A handful of companies have said in recent days that they would either pull, reconsider or avoid projects in North Carolina — moves that separate them from a much larger field of firms, including many of the state's biggest employers, who have signed a letter of opposition to the law.

A similar movement helped turn the tide against a bill in Georgia that would have made it easier for businesses to deny services to gay couples.

But in North Carolina, lawmakers have showed no sign of backing down.

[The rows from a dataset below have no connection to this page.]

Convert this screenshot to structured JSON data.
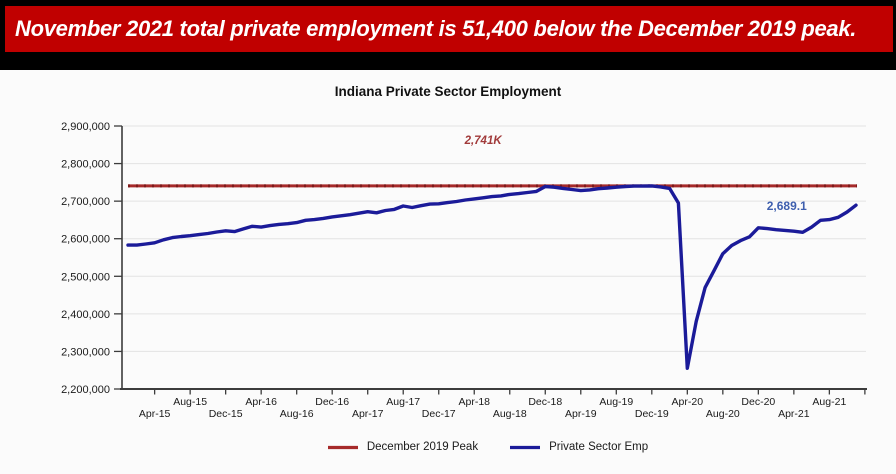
{
  "banner": {
    "text": "November 2021 total private employment is 51,400 below the December 2019 peak.",
    "bg_color": "#C00000",
    "text_color": "#FFFFFF"
  },
  "chart_data": {
    "type": "line",
    "title": "Indiana Private Sector Employment",
    "ylabel": "",
    "xlabel": "",
    "ylim": [
      2200000,
      2900000
    ],
    "y_tick_step": 100000,
    "grid": "horizontal",
    "legend_position": "bottom",
    "x_start_month": "Jan-15",
    "x_end_month": "Nov-21",
    "frequency": "monthly",
    "x_axis": {
      "first_label_month_index": 3,
      "label_step_months": 4,
      "end_tick": true,
      "labels": [
        "Apr-15",
        "Aug-15",
        "Dec-15",
        "Apr-16",
        "Aug-16",
        "Dec-16",
        "Apr-17",
        "Aug-17",
        "Dec-17",
        "Apr-18",
        "Aug-18",
        "Dec-18",
        "Apr-19",
        "Aug-19",
        "Dec-19",
        "Apr-20",
        "Aug-20",
        "Dec-20",
        "Apr-21",
        "Aug-21"
      ]
    },
    "series": [
      {
        "name": "December 2019 Peak",
        "type": "hline",
        "color": "#A62A2A",
        "dash_color": "#7E1A1A",
        "value_thousands": 2740.5,
        "display_label": "2,741K"
      },
      {
        "name": "Private Sector Emp",
        "type": "line",
        "color": "#1B1B99",
        "end_label": "2,689.1",
        "values_thousands": [
          2583,
          2583,
          2586,
          2589,
          2597,
          2603,
          2606,
          2608,
          2611,
          2614,
          2618,
          2621,
          2619,
          2626,
          2633,
          2631,
          2635,
          2638,
          2640,
          2643,
          2649,
          2651,
          2654,
          2658,
          2661,
          2664,
          2668,
          2672,
          2669,
          2675,
          2678,
          2687,
          2683,
          2688,
          2692,
          2693,
          2696,
          2699,
          2703,
          2706,
          2709,
          2712,
          2714,
          2718,
          2720,
          2723,
          2726,
          2739,
          2737,
          2734,
          2731,
          2728,
          2730,
          2733,
          2735,
          2737,
          2739,
          2740,
          2740,
          2740.5,
          2738,
          2734,
          2695,
          2255,
          2380,
          2470,
          2515,
          2560,
          2582,
          2595,
          2605,
          2629,
          2627,
          2624,
          2622,
          2620,
          2617,
          2631,
          2649,
          2651,
          2657,
          2671,
          2689.1
        ]
      }
    ],
    "annotations": [
      {
        "text": "2,741K",
        "color": "#A13A3A",
        "month": 40,
        "value_thousands": 2852,
        "italic": true
      },
      {
        "text": "2,689.1",
        "color": "#3E5FAE",
        "month": 74.2,
        "value_thousands": 2677,
        "italic": false
      }
    ]
  },
  "legend": {
    "items": [
      {
        "label": "December 2019 Peak",
        "color": "#A62A2A"
      },
      {
        "label": "Private Sector Emp",
        "color": "#1B1B99"
      }
    ]
  }
}
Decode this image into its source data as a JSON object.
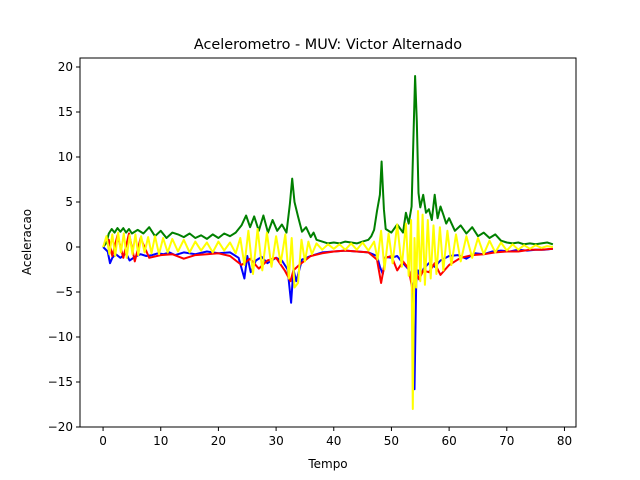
{
  "chart_data": {
    "type": "line",
    "title": "Acelerometro - MUV: Victor Alternado",
    "xlabel": "Tempo",
    "ylabel": "Aceleracao",
    "xlim": [
      -4,
      82
    ],
    "ylim": [
      -20,
      21
    ],
    "xticks": [
      0,
      10,
      20,
      30,
      40,
      50,
      60,
      70,
      80
    ],
    "yticks": [
      -20,
      -15,
      -10,
      -5,
      0,
      5,
      10,
      15,
      20
    ],
    "grid": false,
    "legend": "none",
    "series": [
      {
        "color": "#0000ff",
        "x": [
          0,
          0.8,
          1.2,
          1.6,
          2.2,
          3,
          4,
          4.6,
          5.5,
          6.5,
          7.5,
          8.5,
          9.5,
          10.5,
          11.5,
          12.5,
          14,
          16,
          18,
          20,
          22,
          23.5,
          24.5,
          25,
          25.6,
          26.5,
          27.5,
          28.5,
          30,
          31,
          32,
          32.6,
          33,
          33.5,
          34.5,
          36,
          38,
          40,
          42,
          44,
          46,
          47.5,
          48,
          48.5,
          49,
          50,
          51,
          52,
          53,
          53.6,
          54,
          54.3,
          54.6,
          55,
          55.6,
          56.5,
          57.5,
          58.5,
          60,
          61.5,
          63,
          64.5,
          66,
          67.5,
          69,
          70.5,
          72,
          73.5,
          75,
          76.5,
          78
        ],
        "y": [
          0,
          -0.5,
          -1.8,
          -1.2,
          -0.8,
          -1.2,
          -0.7,
          -1.5,
          -1.1,
          -0.8,
          -1,
          -0.9,
          -0.7,
          -0.8,
          -0.6,
          -0.9,
          -0.6,
          -0.8,
          -0.5,
          -0.7,
          -0.6,
          -1.2,
          -3.5,
          -1.0,
          -2.8,
          -1.5,
          -1.1,
          -1.8,
          -1.2,
          -1.5,
          -2.5,
          -6.2,
          -2.5,
          -3.8,
          -1.4,
          -1.0,
          -0.6,
          -0.5,
          -0.4,
          -0.5,
          -0.6,
          -1.0,
          -2.2,
          -3.0,
          -1.1,
          -1.2,
          -1.0,
          -1.8,
          -2.5,
          -4.2,
          -15.8,
          -4.0,
          -2.6,
          -3.2,
          -2.4,
          -1.8,
          -2.2,
          -1.5,
          -1.0,
          -0.9,
          -1.3,
          -0.7,
          -0.8,
          -0.5,
          -0.4,
          -0.5,
          -0.3,
          -0.4,
          -0.3,
          -0.3,
          -0.2
        ]
      },
      {
        "color": "#ff0000",
        "x": [
          0,
          1,
          1.6,
          2.5,
          3.5,
          4.5,
          5.5,
          6.5,
          8,
          10,
          12,
          14,
          16,
          18,
          20,
          22,
          24,
          25.5,
          27,
          28.5,
          30,
          31.5,
          32.5,
          33,
          34,
          36,
          38,
          40,
          42,
          44,
          46,
          47.5,
          48.2,
          49,
          50,
          51,
          52,
          53,
          53.7,
          54.2,
          54.8,
          55.5,
          56.5,
          57.5,
          58.5,
          60,
          62,
          64,
          66,
          68,
          70,
          72,
          74,
          76,
          78
        ],
        "y": [
          0,
          0.8,
          -1.0,
          1.3,
          -1.2,
          1.5,
          -1.6,
          1.0,
          -1.2,
          -0.9,
          -0.8,
          -1.3,
          -0.9,
          -0.8,
          -0.7,
          -1.0,
          -2.0,
          -1.3,
          -2.4,
          -1.5,
          -1.2,
          -2.6,
          -3.8,
          -2.6,
          -2.0,
          -1.0,
          -0.7,
          -0.5,
          -0.4,
          -0.5,
          -0.6,
          -1.4,
          -4.0,
          -1.2,
          -1.0,
          -2.6,
          -1.6,
          -2.4,
          -5.0,
          -2.6,
          -3.6,
          -2.6,
          -2.8,
          -1.8,
          -3.1,
          -2.0,
          -1.2,
          -0.9,
          -0.8,
          -0.6,
          -0.5,
          -0.5,
          -0.3,
          -0.3,
          -0.2
        ]
      },
      {
        "color": "#008000",
        "x": [
          0,
          0.6,
          1,
          1.5,
          2,
          2.5,
          3,
          3.5,
          4,
          4.5,
          5,
          6,
          7,
          8,
          9,
          10,
          11,
          12,
          13,
          14,
          15,
          16,
          17,
          18,
          19,
          20,
          21,
          22,
          23,
          24,
          24.8,
          25.5,
          26.2,
          27,
          27.8,
          28.6,
          29.4,
          30.2,
          31,
          31.8,
          32.4,
          32.8,
          33.2,
          33.8,
          34.5,
          35.2,
          36,
          36.5,
          37,
          38,
          39,
          40,
          41,
          42,
          43,
          44,
          45,
          46,
          46.5,
          47,
          47.5,
          48,
          48.3,
          48.7,
          49,
          50,
          51,
          52,
          52.5,
          53,
          53.5,
          53.8,
          54.1,
          54.4,
          54.7,
          55,
          55.5,
          56,
          56.5,
          57,
          57.5,
          58,
          58.5,
          59,
          59.5,
          60,
          61,
          62,
          63,
          64,
          65,
          66,
          67,
          68,
          69,
          70,
          71,
          72,
          73,
          74,
          75,
          76,
          77,
          78
        ],
        "y": [
          0,
          0.5,
          1.5,
          2.0,
          1.6,
          2.1,
          1.7,
          2.1,
          1.6,
          2.0,
          1.5,
          1.9,
          1.5,
          2.2,
          1.2,
          1.8,
          1.0,
          1.6,
          1.4,
          1.1,
          1.5,
          1.0,
          1.3,
          0.9,
          1.4,
          1.0,
          1.5,
          1.2,
          1.6,
          2.4,
          3.5,
          2.2,
          3.4,
          1.8,
          3.5,
          1.6,
          3.0,
          1.8,
          2.5,
          1.6,
          4.8,
          7.6,
          5.0,
          3.4,
          1.7,
          2.2,
          1.1,
          1.6,
          0.8,
          0.6,
          0.4,
          0.5,
          0.4,
          0.6,
          0.5,
          0.4,
          0.6,
          0.8,
          1.2,
          1.9,
          4.0,
          5.8,
          9.5,
          4.2,
          2.0,
          1.6,
          2.5,
          1.6,
          3.8,
          2.6,
          4.5,
          12.0,
          19.0,
          14.0,
          6.0,
          4.4,
          5.8,
          3.8,
          4.2,
          3.0,
          5.8,
          3.2,
          4.5,
          3.6,
          2.6,
          3.2,
          1.8,
          2.4,
          1.5,
          2.2,
          1.2,
          1.6,
          1.0,
          1.4,
          0.7,
          0.5,
          0.4,
          0.5,
          0.3,
          0.4,
          0.3,
          0.4,
          0.5,
          0.3
        ]
      },
      {
        "color": "#ffff00",
        "x": [
          0,
          0.6,
          1.1,
          1.6,
          2.1,
          2.6,
          3.1,
          3.6,
          4.1,
          4.6,
          5.1,
          5.6,
          6.1,
          6.6,
          7.2,
          7.8,
          8.4,
          9,
          9.7,
          10.4,
          11.2,
          12,
          13,
          14,
          15,
          16,
          17,
          18,
          19,
          20,
          21,
          22,
          23,
          23.8,
          24.5,
          25.2,
          26,
          26.8,
          27.6,
          28.4,
          29.2,
          30,
          30.8,
          31.6,
          32.2,
          32.7,
          33.2,
          33.8,
          34.4,
          35,
          35.6,
          36.2,
          37,
          38,
          39,
          40,
          41,
          42,
          43,
          44,
          45,
          46,
          47,
          47.6,
          48.2,
          48.8,
          49.5,
          50.2,
          51,
          51.8,
          52.5,
          53,
          53.4,
          53.7,
          54,
          54.3,
          54.6,
          55,
          55.4,
          55.8,
          56.3,
          56.8,
          57.3,
          57.8,
          58.4,
          59,
          59.7,
          60.4,
          61.2,
          62,
          63,
          64,
          65,
          66,
          67,
          68,
          69,
          70,
          71,
          72,
          73,
          74,
          75,
          76,
          77,
          78
        ],
        "y": [
          0,
          1.2,
          -0.8,
          1.4,
          -1.0,
          1.6,
          -0.6,
          1.5,
          -1.2,
          1.3,
          -0.8,
          1.4,
          -0.9,
          1.2,
          -0.6,
          1.1,
          -0.7,
          1.2,
          -0.8,
          1.0,
          -0.6,
          0.9,
          -0.5,
          0.8,
          -0.6,
          0.6,
          -0.4,
          0.5,
          -0.6,
          0.6,
          -0.4,
          0.5,
          -0.7,
          1.0,
          -2.0,
          1.8,
          -3.0,
          2.0,
          -2.6,
          1.6,
          -2.2,
          1.2,
          -1.8,
          1.4,
          -3.5,
          1.0,
          -4.5,
          -4.0,
          0.8,
          -1.6,
          0.6,
          -0.8,
          0.4,
          -0.3,
          0.3,
          -0.2,
          0.3,
          -0.3,
          0.4,
          -0.3,
          0.5,
          -0.4,
          0.6,
          -1.4,
          1.8,
          -2.5,
          1.5,
          -1.8,
          2.5,
          -2.2,
          2.6,
          -3.2,
          3.0,
          -18.0,
          1.0,
          -4.5,
          4.0,
          -3.8,
          3.6,
          -4.2,
          3.0,
          -3.5,
          2.4,
          -3.0,
          2.2,
          -2.6,
          1.8,
          -2.0,
          1.4,
          -1.6,
          1.2,
          -1.2,
          1.0,
          -0.8,
          0.7,
          -0.6,
          0.5,
          -0.4,
          0.3,
          -0.3,
          0.2,
          -0.2,
          0.2,
          -0.1,
          0.1,
          0
        ]
      }
    ]
  }
}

File photo of PayPal President and CEO designee Dan Schulman speaking during an event at Terra Gallery in San Francisco
PayPal President and CEO designee Dan Schulman speaks during an event at Terra Gallery in San Francisco, California in this file photo. REUTERS/Robert Galbraith/FilesREUTERS


On March 18, PayPal announced plans to build a $3.6 million global operations center in Charlotte and hire 400 people to work there. Five days later, the state legislature held a special one-day session to head off a Charlotte city ordinance extending anti-discrimination protections to lesbians, gays, bisexuals and transgender people — including the freedom to use the bathroom of their chosen gender. The rushed vote, and McCrory's late-night signature, essentially nullified that measure and prevented any other efforts to pass LGBT protections.

On Tuesday, CEO Dan Schulman said the company was scrapping its plans. He said in a statement that the new law "perpetuates discrimination" and violated the company's "values and principles." He also pledged to work with the state's LGBT community to press for the new law to be repealed.

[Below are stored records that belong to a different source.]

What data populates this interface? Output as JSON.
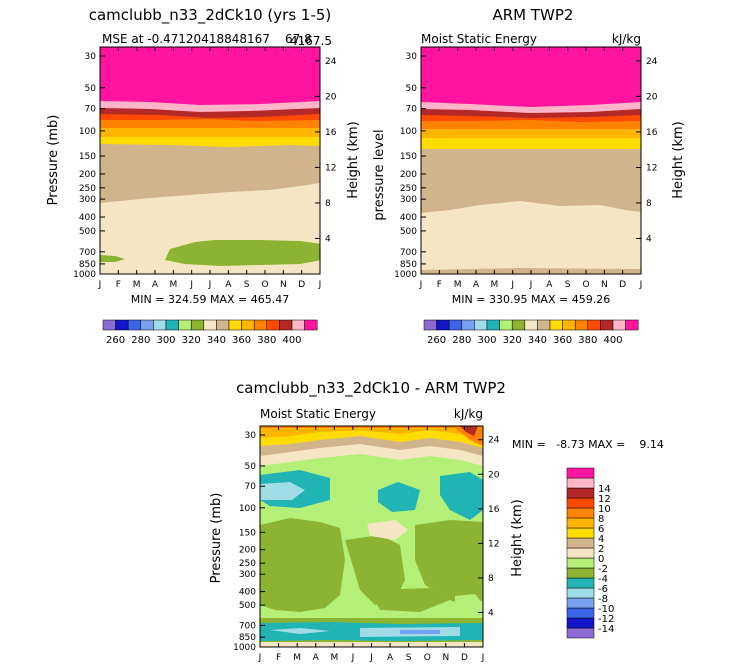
{
  "chart_data": [
    {
      "type": "heatmap",
      "title": "camclubb_n33_2dCk10 (yrs 1-5)",
      "subtitle_left": "MSE at -0.47120418848167",
      "subtitle_right": "67.8",
      "subtitle_overlap": "4167.5",
      "ylabel_left": "Pressure (mb)",
      "ylabel_right": "Height (km)",
      "units": "",
      "min_label": "MIN = 324.59  MAX = 465.47"
    },
    {
      "type": "heatmap",
      "title": "ARM TWP2",
      "subtitle_left": "Moist Static Energy",
      "units": "kJ/kg",
      "ylabel_left": "pressure level",
      "ylabel_right": "Height (km)",
      "min_label": "MIN = 330.95  MAX = 459.26"
    },
    {
      "type": "heatmap",
      "title": "camclubb_n33_2dCk10 - ARM TWP2",
      "subtitle_left": "Moist Static Energy",
      "units": "kJ/kg",
      "ylabel_left": "Pressure (mb)",
      "ylabel_right": "Height (km)",
      "min_label": "MIN =   -8.73 MAX =    9.14"
    }
  ],
  "axes": {
    "pressure_ticks": [
      "30",
      "50",
      "70",
      "100",
      "150",
      "200",
      "250",
      "300",
      "400",
      "500",
      "700",
      "850",
      "1000"
    ],
    "pressure_values": [
      30,
      50,
      70,
      100,
      150,
      200,
      250,
      300,
      400,
      500,
      700,
      850,
      1000
    ],
    "height_ticks": [
      "24",
      "20",
      "16",
      "12",
      "8",
      "4"
    ],
    "height_values": [
      24,
      20,
      16,
      12,
      8,
      4
    ],
    "months": [
      "J",
      "F",
      "M",
      "A",
      "M",
      "J",
      "J",
      "A",
      "S",
      "O",
      "N",
      "D",
      "J"
    ]
  },
  "colorbar_top": {
    "colors": [
      "#8C6BD6",
      "#1414C8",
      "#3C64E6",
      "#78A0F0",
      "#A0DCE6",
      "#20B4B4",
      "#B4F078",
      "#8CB432",
      "#F5E6C3",
      "#D2B48C",
      "#FFDC00",
      "#FFB400",
      "#FF8200",
      "#FF4B00",
      "#B42828",
      "#FFB4C8",
      "#FF14A0"
    ],
    "labels": [
      "260",
      "280",
      "300",
      "320",
      "340",
      "360",
      "380",
      "400"
    ]
  },
  "colorbar_diff": {
    "colors": [
      "#8C6BD6",
      "#1414C8",
      "#3C64E6",
      "#78A0F0",
      "#A0DCE6",
      "#20B4B4",
      "#8CB432",
      "#B4F078",
      "#F5E6C3",
      "#D2B48C",
      "#FFDC00",
      "#FFB400",
      "#FF8200",
      "#FF4B00",
      "#B42828",
      "#FFB4C8",
      "#FF14A0"
    ],
    "labels": [
      "-14",
      "-12",
      "-10",
      "-8",
      "-6",
      "-4",
      "-2",
      "0",
      "2",
      "4",
      "6",
      "8",
      "10",
      "12",
      "14"
    ]
  }
}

North Carolina lured PayPal with $2.7 million in economic development grants, but the state estimated that the facility's payroll alone would have generated more than $20 million a year.

Google Ventures

Last week, the CEO of Google's venture capital arm notified his partners that he did not want to invest in projects in North Carolina "until the voters fix this," Re/code reported.

The decision didn't have any immediate impact, since Google Ventures has yet to back any North Carolina startups. But the state is home to a huge technology and research industry, including a bumper crop of entrepreneurial companies, and could have benefited from the firm's support. Startups raised $1.2 billion in investment funding in 2015, three-quarters of which came from outside the state, according to North Carolina's Council for Economic Development.

Braeburn Pharmaceuticals

Two days before the new law passed, the Princeton, New Jersey-based drug company, which specializes in medications that treat drug addiction, announced that it would build a manufacturing and research facility in Durham County, saying it would create 52 new jobs as part of a $20 million investment in the area. After the law passed, the company said it might change its mind.

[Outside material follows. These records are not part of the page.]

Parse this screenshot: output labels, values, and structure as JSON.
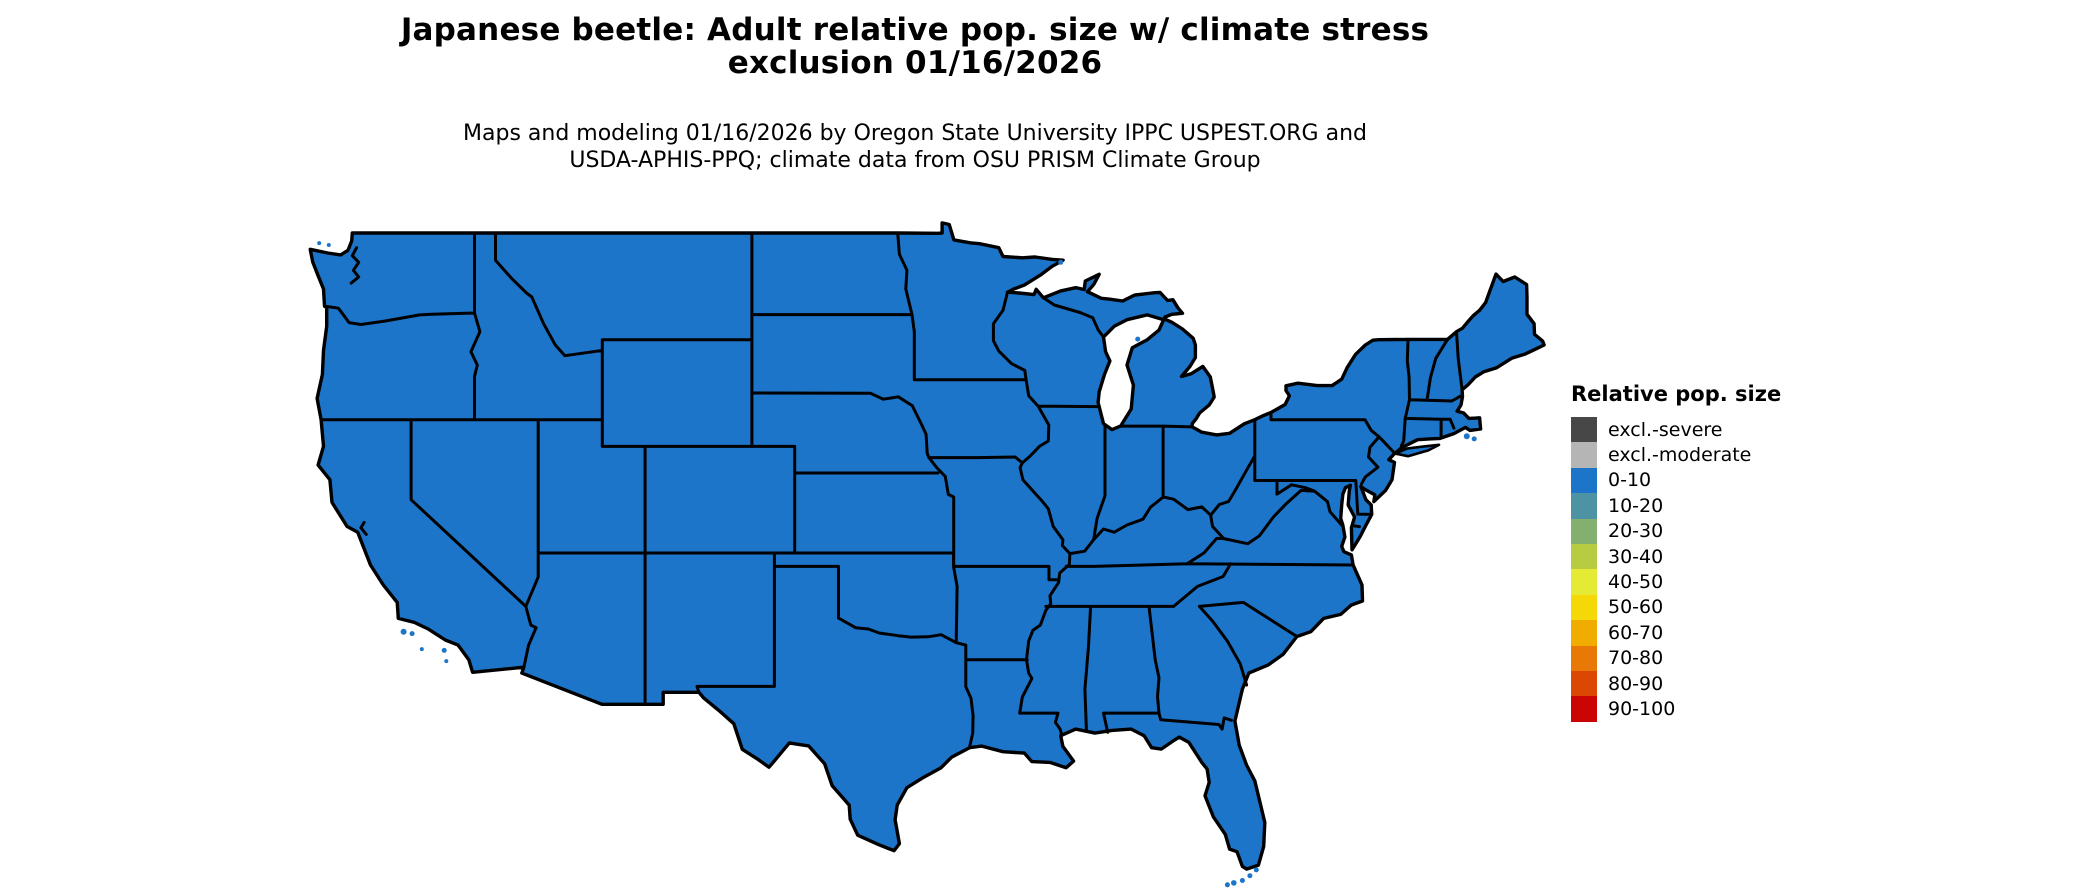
{
  "title": {
    "line1": "Japanese beetle: Adult relative pop. size w/ climate stress",
    "line2": "exclusion 01/16/2026"
  },
  "subtitle": {
    "line1": "Maps and modeling 01/16/2026 by Oregon State University IPPC USPEST.ORG and",
    "line2": "USDA-APHIS-PPQ; climate data from OSU PRISM Climate Group"
  },
  "legend": {
    "title": "Relative pop. size",
    "items": [
      {
        "label": "excl.-severe",
        "color": "#474747"
      },
      {
        "label": "excl.-moderate",
        "color": "#B5B5B5"
      },
      {
        "label": "0-10",
        "color": "#1D75C9"
      },
      {
        "label": "10-20",
        "color": "#4D93A4"
      },
      {
        "label": "20-30",
        "color": "#84B06F"
      },
      {
        "label": "30-40",
        "color": "#B8CC42"
      },
      {
        "label": "40-50",
        "color": "#E5EA35"
      },
      {
        "label": "50-60",
        "color": "#F5D808"
      },
      {
        "label": "60-70",
        "color": "#F1AC00"
      },
      {
        "label": "70-80",
        "color": "#E87907"
      },
      {
        "label": "80-90",
        "color": "#DC4803"
      },
      {
        "label": "90-100",
        "color": "#CB0404"
      }
    ]
  },
  "map": {
    "region": "Contiguous United States",
    "all_states_category": "0-10",
    "fill_color": "#1D75C9",
    "border_color": "#000000",
    "background_color": "#FFFFFF"
  }
}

"Building a manufacturing and research facility is a business necessity to ensure we fulfill our commitment to patients; we are reevaluating our options based on the recent, unjust legislation," the company said in a statement.

Red Ventures

The South Carolina marketing and technology company had plans to expand its Charlotte operations building out its offices at the city's University Research Park and double its local workforce to about 1,000. The company was enticed by a package of tax breaks. CEO Ric Elias said he hoped to add thousands of jobs in the future. But now that could vanish.

In an open letter to McCrory posted Tuesday to Twitter, Elias, a North Carolina resident and former McCrory supporter, said the law "does not reflect the values of our people, our state or our democratic process." He said the law forced him to "seriously reconsider adding more jobs in a state that tolerates discrimination." he also said he was joining the fight to get the law repealed.